An introduction to the Robot Operating System (ROS) for the home/hackerspace roboticist (if it physically interacts with the world through code, call it robot).
All large, feature-rich and complex frameworks suck. True, but too short for a talk. Therefore the talk tries to make a point on why one should still us these frameworks (for robotics). At least so, if one wants to have fun with (home/hackerspace) robotics and do something cool, instead of getting stuck at the usual "trivial" (or low-level, sounds less judging) capabilities.

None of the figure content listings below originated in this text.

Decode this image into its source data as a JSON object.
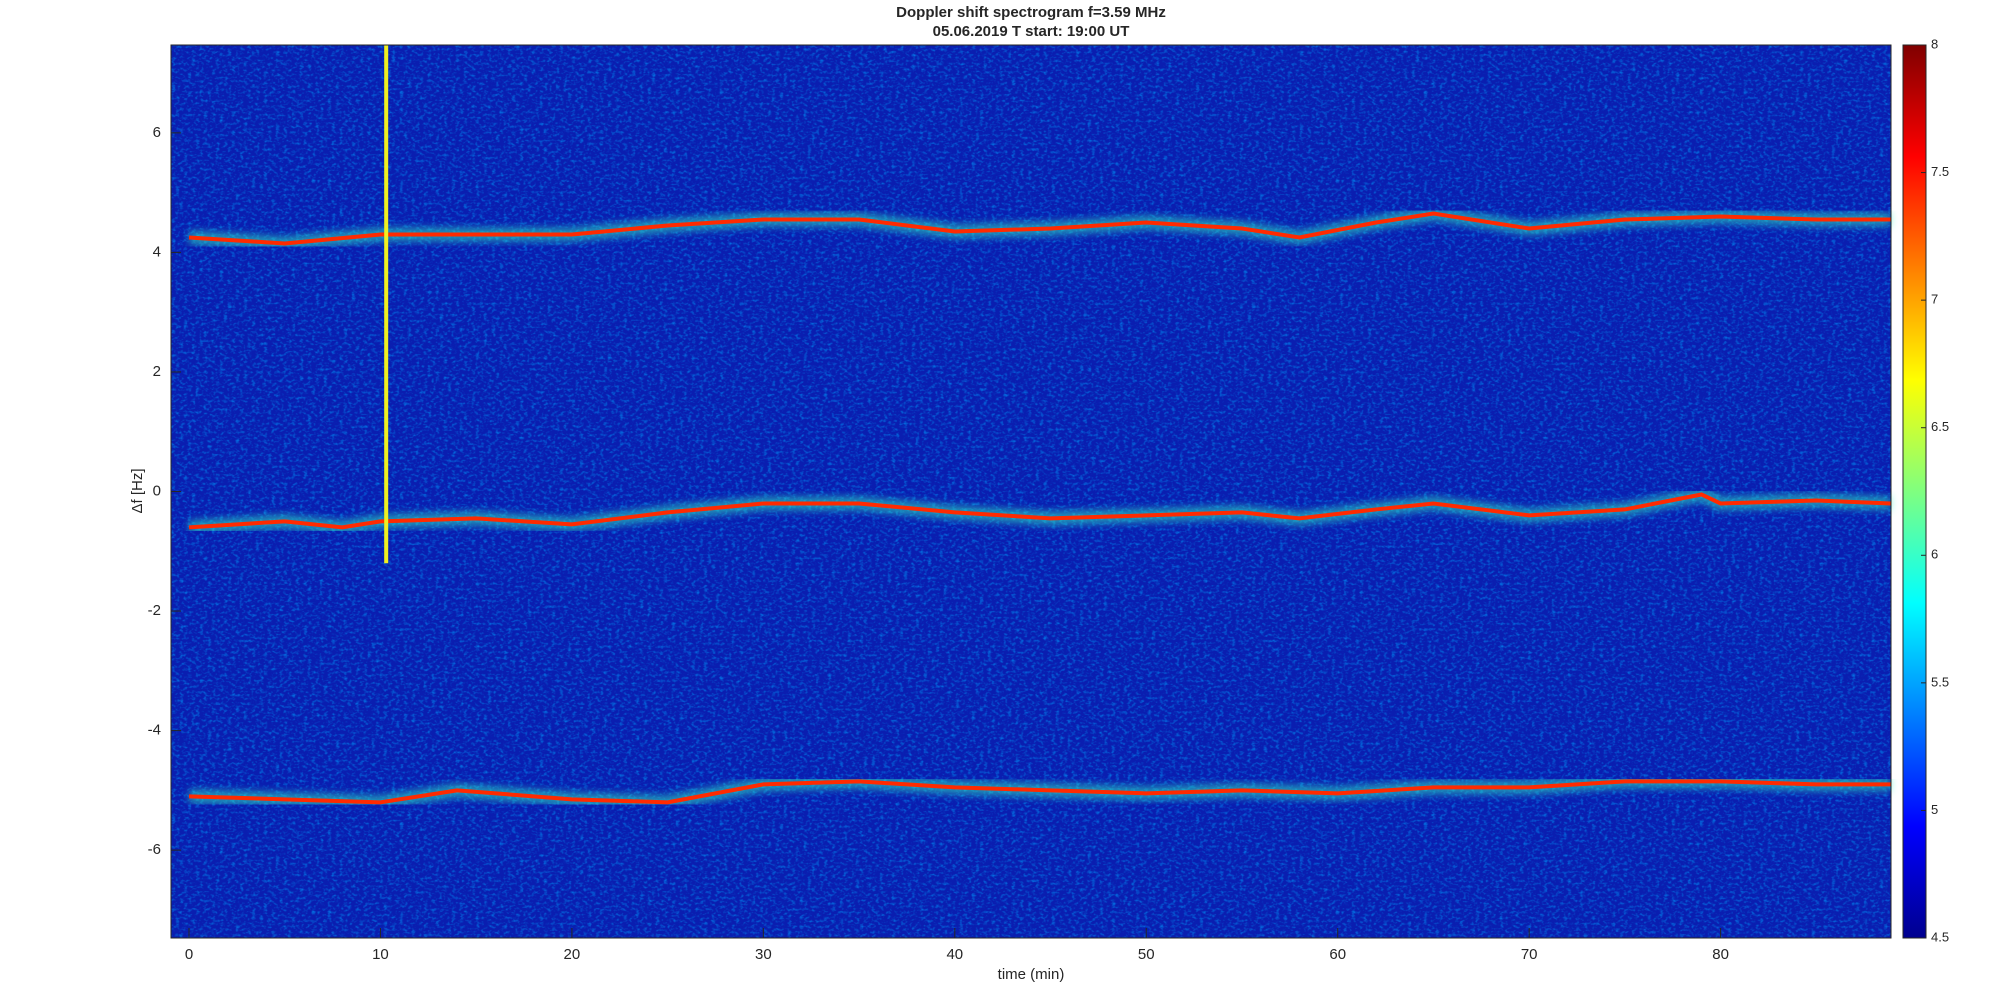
{
  "chart_data": {
    "type": "spectrogram",
    "title": "Doppler shift spectrogram f=3.59 MHz",
    "subtitle": "05.06.2019   T start: 19:00 UT",
    "x_label": "time (min)",
    "y_label": "Δf [Hz]",
    "xlim": [
      -0.94,
      88.9
    ],
    "xticks": [
      0,
      10,
      20,
      30,
      40,
      50,
      60,
      70,
      80
    ],
    "ylim": [
      -7.47,
      7.47
    ],
    "yticks": [
      -6,
      -4,
      -2,
      0,
      2,
      4,
      6
    ],
    "clim": [
      4.5,
      8
    ],
    "cticks": [
      4.5,
      5,
      5.5,
      6,
      6.5,
      7,
      7.5,
      8
    ],
    "series": [
      {
        "color": "#ff2a00",
        "x": [
          0,
          5,
          10,
          15,
          20,
          25,
          30,
          35,
          40,
          45,
          50,
          55,
          58,
          62,
          65,
          70,
          75,
          80,
          85,
          88.9
        ],
        "values": [
          4.25,
          4.15,
          4.3,
          4.3,
          4.3,
          4.45,
          4.55,
          4.55,
          4.35,
          4.4,
          4.5,
          4.4,
          4.25,
          4.5,
          4.65,
          4.4,
          4.55,
          4.6,
          4.55,
          4.55
        ]
      },
      {
        "color": "#ff2a00",
        "x": [
          0,
          5,
          8,
          10,
          15,
          20,
          25,
          30,
          35,
          40,
          45,
          50,
          55,
          58,
          62,
          65,
          70,
          75,
          79,
          80,
          85,
          88.9
        ],
        "values": [
          -0.6,
          -0.5,
          -0.6,
          -0.5,
          -0.45,
          -0.55,
          -0.35,
          -0.2,
          -0.2,
          -0.35,
          -0.45,
          -0.4,
          -0.35,
          -0.45,
          -0.3,
          -0.2,
          -0.4,
          -0.3,
          -0.05,
          -0.2,
          -0.15,
          -0.2
        ]
      },
      {
        "color": "#ff2a00",
        "x": [
          0,
          5,
          10,
          14,
          20,
          25,
          30,
          35,
          40,
          45,
          50,
          55,
          60,
          65,
          70,
          75,
          80,
          85,
          88.9
        ],
        "values": [
          -5.1,
          -5.15,
          -5.2,
          -5.0,
          -5.15,
          -5.2,
          -4.9,
          -4.85,
          -4.95,
          -5.0,
          -5.05,
          -5.0,
          -5.05,
          -4.95,
          -4.95,
          -4.85,
          -4.85,
          -4.9,
          -4.9
        ]
      },
      {
        "color": "#f0f020",
        "x": [
          10.3,
          10.3
        ],
        "values": [
          -1.2,
          7.47
        ]
      }
    ]
  }
}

In order to build robots one needs at least a basic understanding of mechanics, electronics and computer science. Obviously, more advanced robot features in each area, depend on more advanced roboticist skills – and equipment ... and money. The growing community of makers, the proliferation of hackerspaces (cooperators, equipment!) and highly useful consumer devices lessen the hardware related challenges. On the other hand, state-of-the-art open-source robotics software has been available for quite a few years already. Unfortunately, it is still somewhat neglected by the extended, i. e. non-academic, robotics community. The mindset and prejudices of too many hackerspace natives is opposed to using preexisting frameworks, especially large ones, in favor of starting from scratch. Bloat, ugly APIs, deprecated programming styles and of course bad code conventions ... good and good enough reasons to start over (I confess, too!). As a result many projects never get beyond the point of "finally fixed the bug by reflashing the microcontroller with code that sets register bar42=0xf00, now it moves – sort of".
The famous "Re-inventing the Wheel" comic (http://www.willowgarage.com/sites/default/files/blog/201004/willow_p1_02s.jpg) posted by Willow Garage in 2010, does tell the life cycle of robotics in the PhD world, but not only that. Rather, unfortunately, it pertains to robotic and closely related projects in general.

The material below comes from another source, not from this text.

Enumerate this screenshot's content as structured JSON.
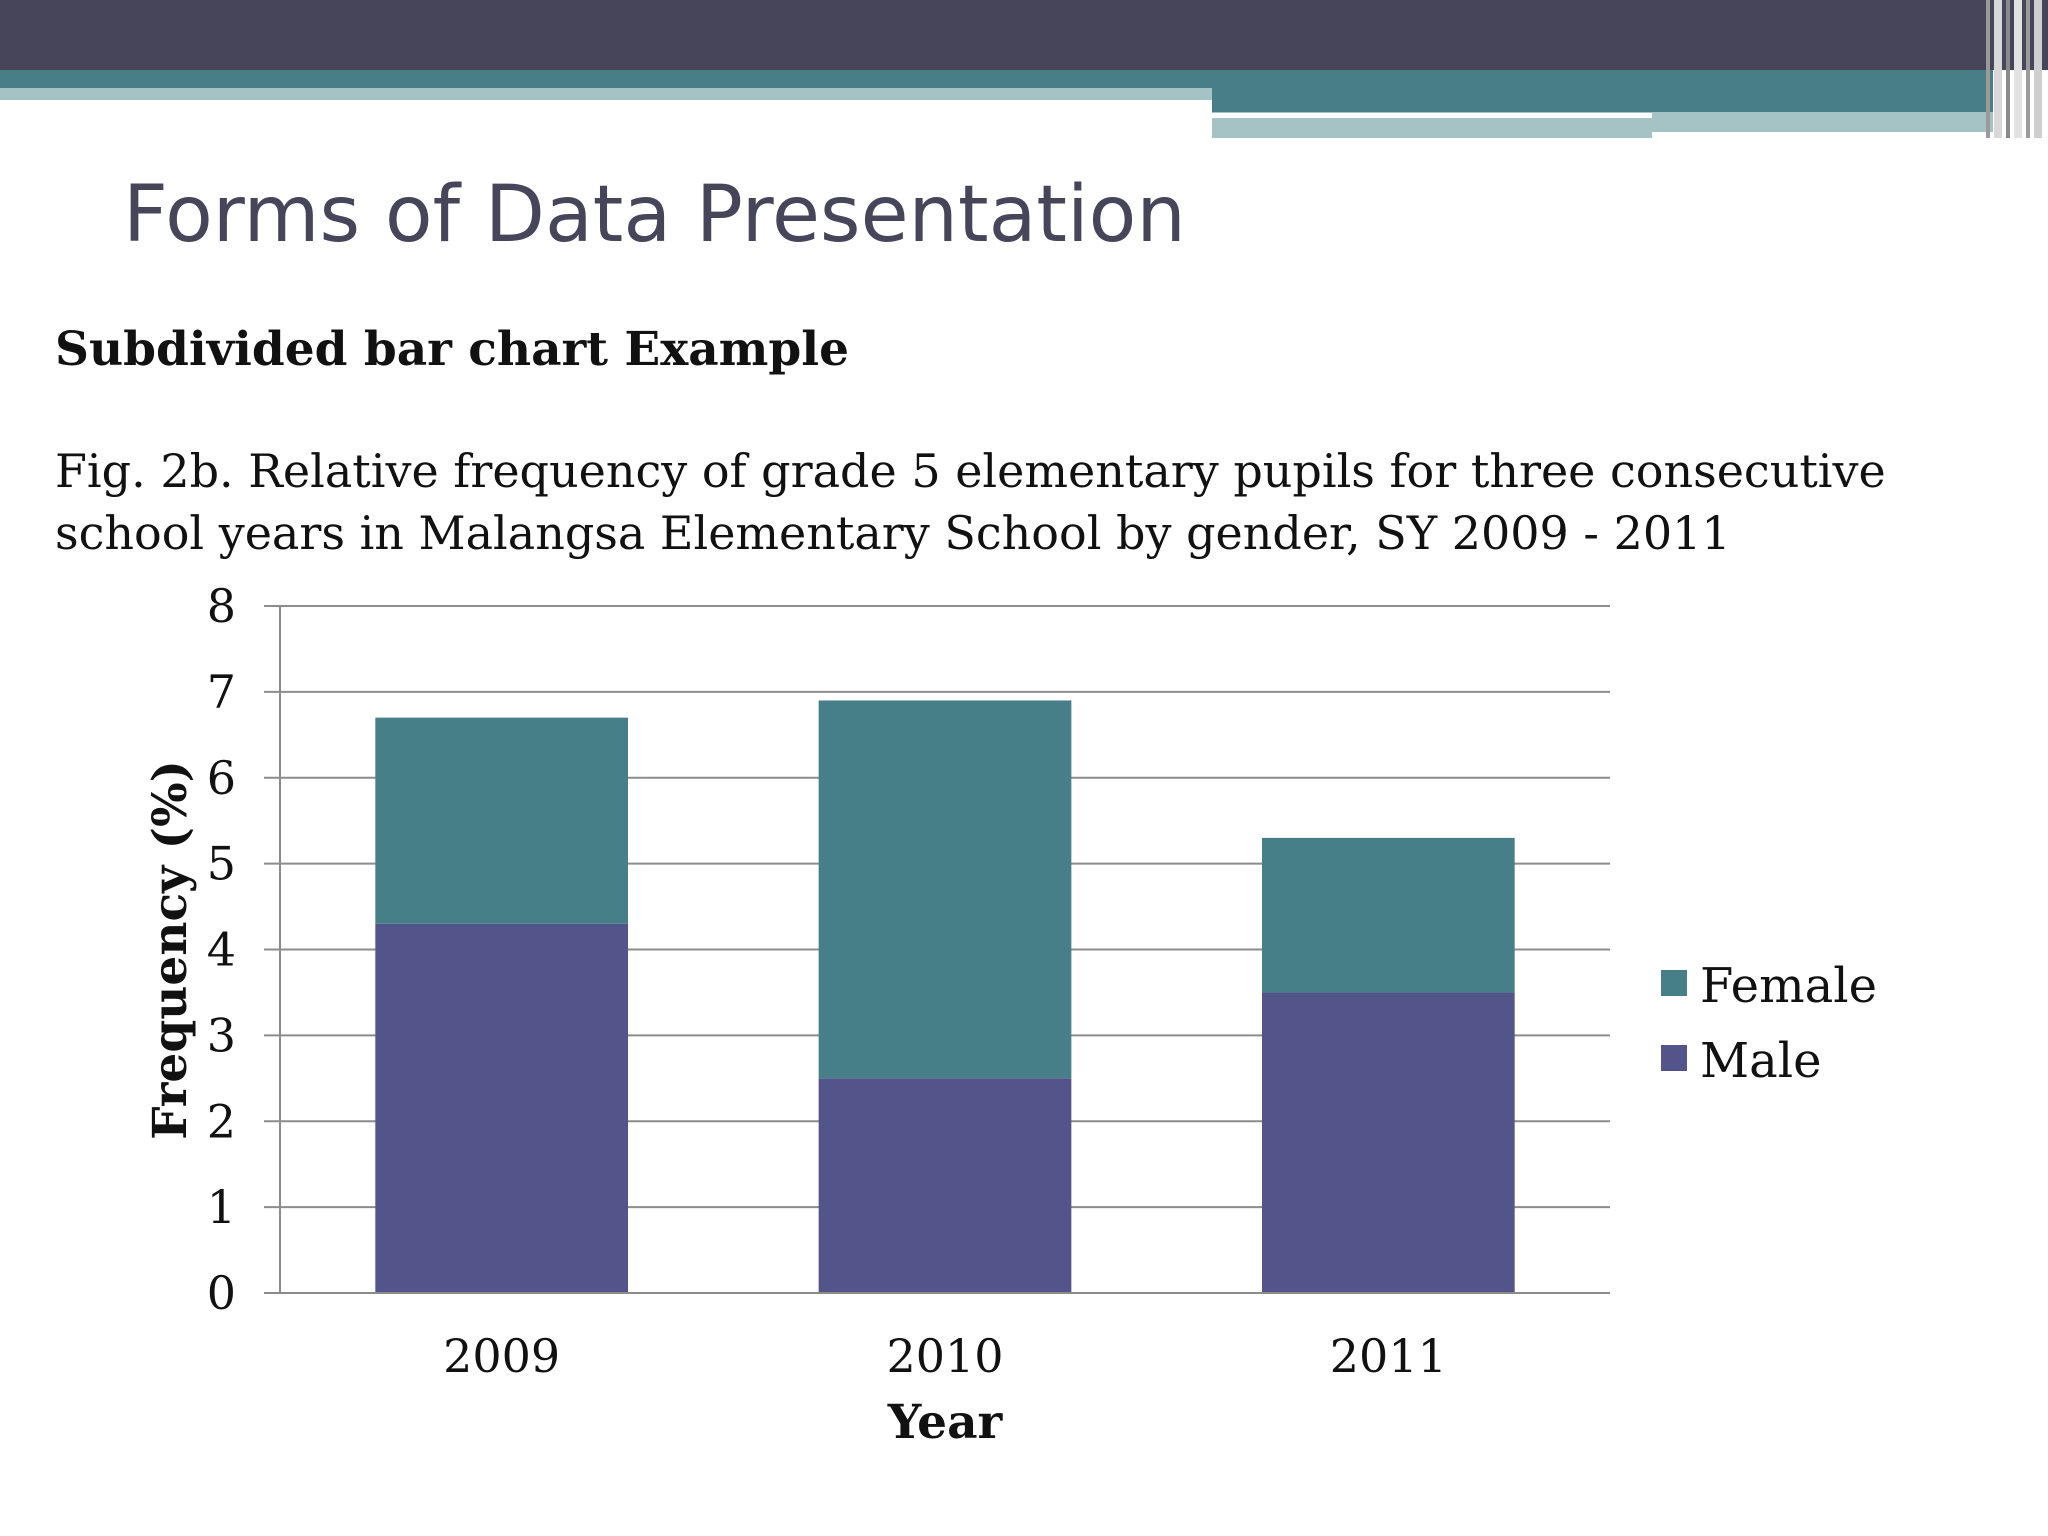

So in a nutshell, yet another 'Introduction to ROS' talk? Yes, an introduction to the Robot Operating System (ROS).
However, for once without leaving behind the impression (in the hobbyists mind) that this is all cool stuff, but what to do with it when not owning a 100K dollar robot.
The goal is to show a few basics (the Plumbing), as many of the tools and capabilities as time permits and a few words about the people side of things.
(http://www.ros.org/wp-content/uploads/2013/12/ros_equation.png)
Should the robot visually perceive the world? ROS + Webcam(s) / Kinect / Xtion. Hello, out of the box drivers, calibration, point clouds and object recognition.
Should the robot drive around and navigate in the environment? ROS + Navigation stack. Hello, out of the box SLAM.
Should the robot reach out and grasp something? ROS + MoveIt!. Hello, out of the box collision-free motion planning.
Should the robot brain be distributed across multiple computers without changing a line of code? ROS. Hello, out of the box usable(!) middleware.
Should the robot builders be able to create independent, yet compatible modules? ROS. Hello, out of the box modularity (well ok – at least kind of).
Should the robot's world be easily understandable through interactive visualizations? ROS + Rviz / rqt. Hello, out of the box advanced 3D visualization for many types of data.
Is this an advertisement? Yes, for great open source software – to make each of your lines of code do more _interesting_ stuff. Hello ROS world.